Então... SIM. Se passaram TRINTA ANOS, cara. É muito legal que eles pensem em mudar o gênero de um dos cinco personagens principais, dando a uma mulher de fato mais destaque (e confesso que eu não veria problema ALGUM em ter a Marin transformada em “cavaleira”, por exemplo). Esta é uma iniciativa que a gente apoia e defende DEMAIS, tanto quanto apoiamos, por exemplo, a Marvel tirando o Deus do Trovão de cena e substituindo o cara por uma mulher, digna de erguer o Mjolnir e de chutar bundas em todos os nove reinos. Podiam ter mudado até mais de um dos cavaleiros de bronze, se fosse o caso, sem o menor problema.

O grande problema aqui é que o personagem escolhido para esta mudança de sexo seja JUSTAMENTE o Shun de Andrômeda. A cagada tá aí.

Diz a lenda dos bastidores que Masami Kurumada, criador dos Cavaleiros, queria que Shun fosse mesmo uma mulher, mas por algum motivo acabou mudando de ideia. Tanto faz. Isso não muda o rumo da conversa aqui. A escolha não foi tornar mulher um sujeito furioso e impetuoso como o próprio Ikki, por exemplo. Ou quem sabe o Shiryu, cabeludão, estilosão, justamente o favorito dos fãs. Eles foram buscar tornar feminina justamente o personagem andrógino, típico das produções culturais japonesas. Aquele que vestia a armadura cor de rosa e representava uma constelação feminina, que era mais ~frágil, mais ~sensível, que era mais defesa do que ataque, que evitava lutar a todo custo.

Aquele que todo moleque de 15 anos de idade vendo os Cavaleiros do Zodíaco na tela da finada TV Manchete dizia que era o “viadinho”. Aquele que virou motivo de zoação eterna ao usar seu cosmo num abraço para aquecer o corpo do Cavaleiro de Cisne, congelado na casa de Libra. Aquele que era taxado de bundão sempre que pedia a ajuda do irmão para sair de uma enrascada.

Sacou o problema?

Criativamente, acabaram indo na decisão mais óbvia.
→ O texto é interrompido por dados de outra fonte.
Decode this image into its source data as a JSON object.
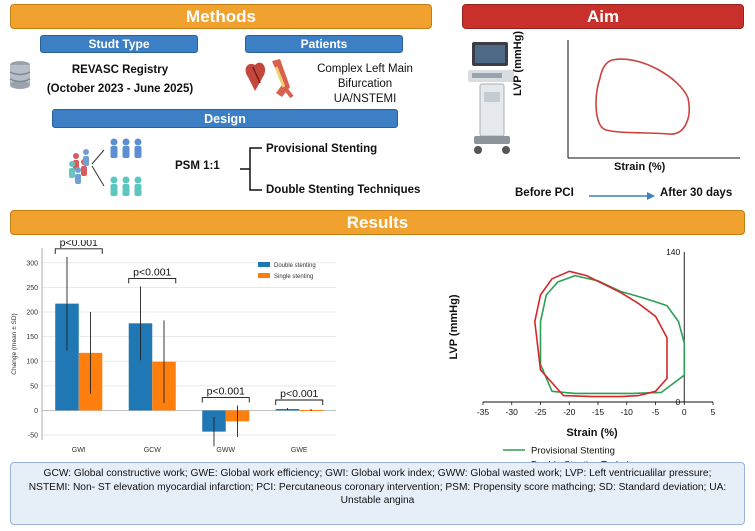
{
  "methods": {
    "title": "Methods",
    "study_type_label": "Studt Type",
    "registry": "REVASC Registry",
    "period": "(October 2023 - June 2025)",
    "patients_label": "Patients",
    "patients_lines": [
      "Complex Left Main",
      "Bifurcation",
      "UA/NSTEMI"
    ],
    "design_label": "Design",
    "psm": "PSM 1:1",
    "arm_1": "Provisional Stenting",
    "arm_2": "Double Stenting Techniques"
  },
  "aim": {
    "title": "Aim",
    "y_label": "LVP (mmHg)",
    "x_label": "Strain (%)",
    "timeline_start": "Before PCI",
    "timeline_end": "After 30 days"
  },
  "results": {
    "title": "Results"
  },
  "colors": {
    "orange_banner": "#f0a12e",
    "red_banner": "#c9302c",
    "blue_label": "#3d7fc4",
    "double_stenting": "#1f77b4",
    "single_stenting": "#ff7f0e",
    "provisional_loop": "#2e9e57",
    "double_loop": "#d62728"
  },
  "chart_data": [
    {
      "type": "bar",
      "categories": [
        "GWI",
        "GCW",
        "GWW",
        "GWE"
      ],
      "series": [
        {
          "name": "Double stenting",
          "values": [
            217,
            177,
            -43,
            3
          ],
          "error": [
            95,
            75,
            30,
            2
          ]
        },
        {
          "name": "Single stenting",
          "values": [
            117,
            99,
            -22,
            1
          ],
          "error": [
            83,
            84,
            32,
            2
          ]
        }
      ],
      "ylabel": "Change (mean ± SD)",
      "ylim": [
        -60,
        330
      ],
      "yticks": [
        -50,
        0,
        50,
        100,
        150,
        200,
        250,
        300
      ],
      "grid": true,
      "legend": "top-right",
      "annotations": [
        "p<0.001",
        "p<0.001",
        "p<0.001",
        "p<0.001"
      ]
    },
    {
      "type": "line",
      "xlabel": "Strain (%)",
      "ylabel": "LVP (mmHg)",
      "xlim": [
        -35,
        5
      ],
      "xticks": [
        -35,
        -30,
        -25,
        -20,
        -15,
        -10,
        -5,
        0,
        5
      ],
      "ylim": [
        0,
        140
      ],
      "yticks": [
        0,
        140
      ],
      "legend": "bottom",
      "series": [
        {
          "name": "Provisional Stenting",
          "x": [
            -19,
            -15,
            -11,
            -7,
            -3,
            -1,
            0,
            0,
            -4,
            -9,
            -14,
            -19,
            -23,
            -25,
            -25,
            -24,
            -22,
            -19
          ],
          "y": [
            118,
            113,
            103,
            97,
            90,
            75,
            55,
            25,
            9,
            8,
            8,
            8,
            10,
            35,
            75,
            100,
            112,
            118
          ]
        },
        {
          "name": "Double Stenting Technique",
          "x": [
            -20,
            -17,
            -14,
            -11,
            -8,
            -5,
            -3,
            -3,
            -5,
            -8,
            -11,
            -16,
            -21,
            -25,
            -26,
            -25,
            -23,
            -20
          ],
          "y": [
            122,
            118,
            110,
            102,
            92,
            80,
            60,
            22,
            10,
            6,
            5,
            5,
            6,
            30,
            75,
            100,
            115,
            122
          ]
        }
      ]
    }
  ],
  "abbreviations": "GCW: Global constructive work; GWE: Global work efficiency; GWI: Global work index; GWW: Global wasted work; LVP: Left ventricualilar pressure; NSTEMI: Non- ST elevation myocardial infarction; PCI: Percutaneous coronary intervention; PSM: Propensity score mathcing; SD: Standard deviation; UA: Unstable angina"
}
E também na mais problemática. Porque, afinal de contas, mulher é que é frágil e delicada. Não dá pra admitir que um homem, autointitulado GUERREIRO, seja do tipo que não gosta de partir pra porrada. E ainda use rosa? Mas que absurdo, não é mesmo?
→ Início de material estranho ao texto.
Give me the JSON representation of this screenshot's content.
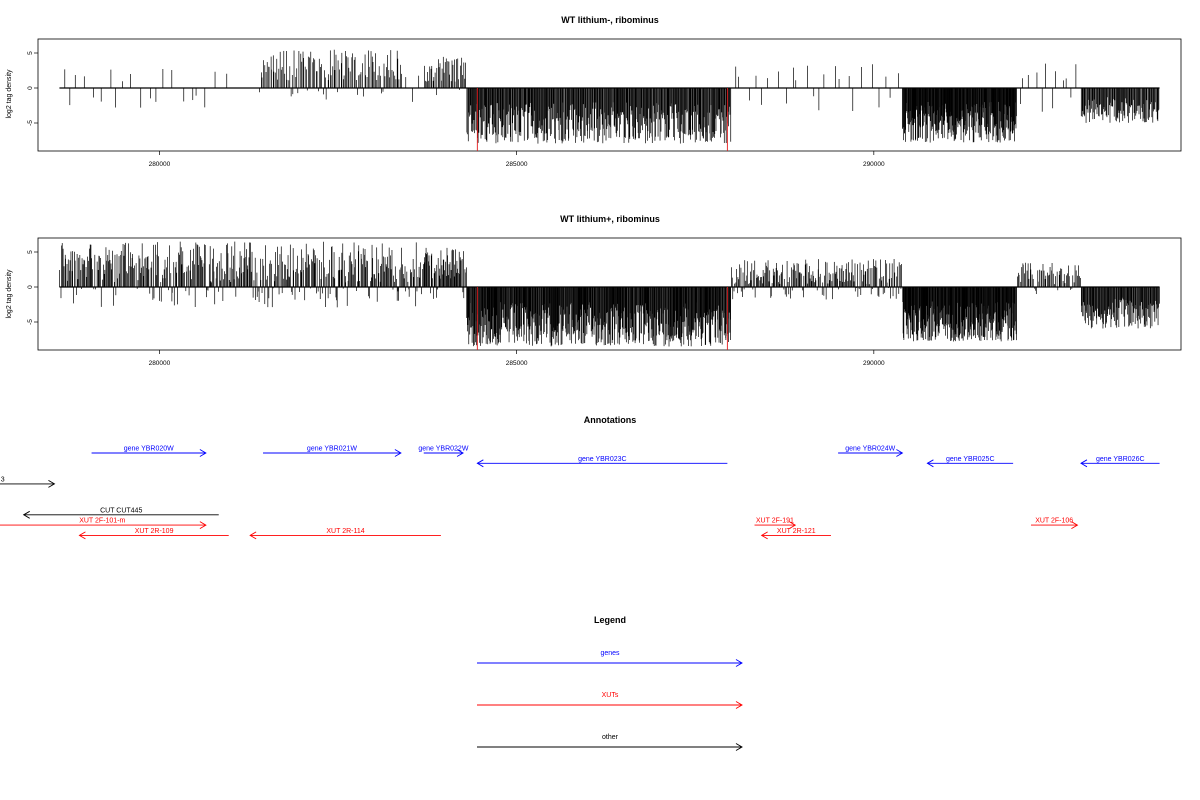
{
  "chart_data": [
    {
      "type": "bar",
      "title": "WT lithium-, ribominus",
      "ylabel": "log2 tag density",
      "xlabel": "",
      "xlim": [
        278300,
        294300
      ],
      "ylim": [
        -9,
        7
      ],
      "x_ticks": [
        280000,
        285000,
        290000
      ],
      "x_tick_labels": [
        "280000",
        "285000",
        "290000"
      ],
      "y_ticks": [
        -5,
        0,
        5
      ],
      "y_tick_labels": [
        "-5",
        "0",
        "5"
      ],
      "highlight_x": [
        284450,
        287950
      ],
      "highlight_values": [
        -9,
        -9
      ],
      "highlight_color": "#e31a1c",
      "bar_color": "#000000",
      "segments": [
        {
          "x0": 278600,
          "x1": 279900,
          "n": 12,
          "mode": "sparse_mixed",
          "amp": 3
        },
        {
          "x0": 279900,
          "x1": 281000,
          "n": 9,
          "mode": "sparse_mixed",
          "amp": 3.5
        },
        {
          "x0": 281400,
          "x1": 283400,
          "n": 120,
          "mode": "pos",
          "amp": 5.5
        },
        {
          "x0": 283400,
          "x1": 283700,
          "n": 3,
          "mode": "sparse_mixed",
          "amp": 2.5
        },
        {
          "x0": 283700,
          "x1": 284300,
          "n": 40,
          "mode": "pos",
          "amp": 4.5
        },
        {
          "x0": 284300,
          "x1": 288000,
          "n": 420,
          "mode": "neg",
          "amp": 8
        },
        {
          "x0": 288000,
          "x1": 290400,
          "n": 24,
          "mode": "sparse_mixed",
          "amp": 3.5
        },
        {
          "x0": 290400,
          "x1": 292000,
          "n": 260,
          "mode": "neg",
          "amp": 7.8
        },
        {
          "x0": 292000,
          "x1": 292900,
          "n": 12,
          "mode": "sparse_mixed",
          "amp": 3.5
        },
        {
          "x0": 292900,
          "x1": 294000,
          "n": 110,
          "mode": "neg",
          "amp": 5
        }
      ]
    },
    {
      "type": "bar",
      "title": "WT lithium+, ribominus",
      "ylabel": "log2 tag density",
      "xlabel": "",
      "xlim": [
        278300,
        294300
      ],
      "ylim": [
        -9,
        7
      ],
      "x_ticks": [
        280000,
        285000,
        290000
      ],
      "x_tick_labels": [
        "280000",
        "285000",
        "290000"
      ],
      "y_ticks": [
        -5,
        0,
        5
      ],
      "y_tick_labels": [
        "-5",
        "0",
        "5"
      ],
      "highlight_x": [
        284450,
        287950
      ],
      "highlight_values": [
        -9,
        -9
      ],
      "highlight_color": "#e31a1c",
      "bar_color": "#000000",
      "segments": [
        {
          "x0": 278600,
          "x1": 283700,
          "n": 420,
          "mode": "pos_dense",
          "amp": 6.5
        },
        {
          "x0": 283700,
          "x1": 284300,
          "n": 60,
          "mode": "pos",
          "amp": 5.8
        },
        {
          "x0": 284300,
          "x1": 288000,
          "n": 520,
          "mode": "neg",
          "amp": 8.5
        },
        {
          "x0": 288000,
          "x1": 290400,
          "n": 200,
          "mode": "pos_dense",
          "amp": 4
        },
        {
          "x0": 290400,
          "x1": 292000,
          "n": 260,
          "mode": "neg",
          "amp": 7.8
        },
        {
          "x0": 292000,
          "x1": 292900,
          "n": 60,
          "mode": "pos_dense",
          "amp": 3.5
        },
        {
          "x0": 292900,
          "x1": 294000,
          "n": 130,
          "mode": "neg",
          "amp": 6
        }
      ]
    }
  ],
  "annotations": {
    "title": "Annotations",
    "features": [
      {
        "label": "gene YBR020W",
        "type": "genes",
        "direction": "right",
        "x0": 279050,
        "x1": 280650,
        "row": 0
      },
      {
        "label": "gene YBR021W",
        "type": "genes",
        "direction": "right",
        "x0": 281450,
        "x1": 283380,
        "row": 0
      },
      {
        "label": "gene YBR022W",
        "type": "genes",
        "direction": "right",
        "x0": 283700,
        "x1": 284250,
        "row": 0
      },
      {
        "label": "gene YBR023C",
        "type": "genes",
        "direction": "left",
        "x0": 284450,
        "x1": 287950,
        "row": 1
      },
      {
        "label": "gene YBR024W",
        "type": "genes",
        "direction": "right",
        "x0": 289500,
        "x1": 290400,
        "row": 0
      },
      {
        "label": "gene YBR025C",
        "type": "genes",
        "direction": "left",
        "x0": 290750,
        "x1": 291950,
        "row": 1
      },
      {
        "label": "gene YBR026C",
        "type": "genes",
        "direction": "left",
        "x0": 292900,
        "x1": 294000,
        "row": 1
      },
      {
        "label": "3",
        "type": "other",
        "direction": "right",
        "x0": 277750,
        "x1": 278530,
        "row": 3
      },
      {
        "label": "CUT CUT445",
        "type": "other",
        "direction": "left",
        "x0": 278100,
        "x1": 280830,
        "row": 6
      },
      {
        "label": "XUT 2F-101-m",
        "type": "XUTs",
        "direction": "right",
        "x0": 277750,
        "x1": 280650,
        "row": 7
      },
      {
        "label": "XUT 2R-109",
        "type": "XUTs",
        "direction": "left",
        "x0": 278880,
        "x1": 280970,
        "row": 8
      },
      {
        "label": "XUT 2R-114",
        "type": "XUTs",
        "direction": "left",
        "x0": 281270,
        "x1": 283940,
        "row": 8
      },
      {
        "label": "XUT 2F-191",
        "type": "XUTs",
        "direction": "right",
        "x0": 288330,
        "x1": 288900,
        "row": 7
      },
      {
        "label": "XUT 2R-121",
        "type": "XUTs",
        "direction": "left",
        "x0": 288430,
        "x1": 289400,
        "row": 8
      },
      {
        "label": "XUT 2F-106",
        "type": "XUTs",
        "direction": "right",
        "x0": 292200,
        "x1": 292850,
        "row": 7
      }
    ]
  },
  "legend": {
    "title": "Legend",
    "items": [
      {
        "label": "genes",
        "color": "#0000ff"
      },
      {
        "label": "XUTs",
        "color": "#ff0000"
      },
      {
        "label": "other",
        "color": "#000000"
      }
    ]
  },
  "colors": {
    "genes": "#0000ff",
    "XUTs": "#ff0000",
    "other": "#000000"
  }
}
A justificativa de muita gente (inclusive de Eugene Son, aliás) acaba sendo pelo lado de “ah, vocês sabem o que acontece lá na frente, ele vira um personagem fodástico, um dos maiores vilões da série, o Hades”. Então... NÃO. Muitas e MUITAS sagas adiante, Shun apenas e tão somente tem o corpo dominado pelo espírito do Senhor do Mundo dos Mortos. Ponto. É o mesmo que vai acontecer aqui? No caso, uma mina que só se torna uma ameaça quando é possuída por uma divindade externa e que, por acaso, é um HOMEM?

Porque se for, olha...

Juro que não duvido que eles vão fazer com que a Shaun seja uma cavaleira sensacional, que arrebenta quem cruza o caminho dela. Mas seria, de fato, muito mais disruptivo que esta mina incrível fosse, sei lá, a Cavaleira de Dragão, de Cisne ou, quem sabe, até mesmo a de Pégaso. E que o Cavaleiro de Andrômeda pudesse ser mesmo um homem, mas longe deste conceito de masculinidade tóxica do homem poderoso, forte, másculo, guerreirão, sim um homem que usa rosa, que é delicado, que é doce e se preocupa com quem está ao seu redor. Olha só que mudança considerável para os tempos atuais? No fim, 30 anos atrás, o Shun original já era um desafio considerável de estereótipos, se você parar pra pensar.

Enfim: Saint Seiya: Os Cavaleiros do Zodíaco deve estrear no Netflix no terceiro trimestre de 2019.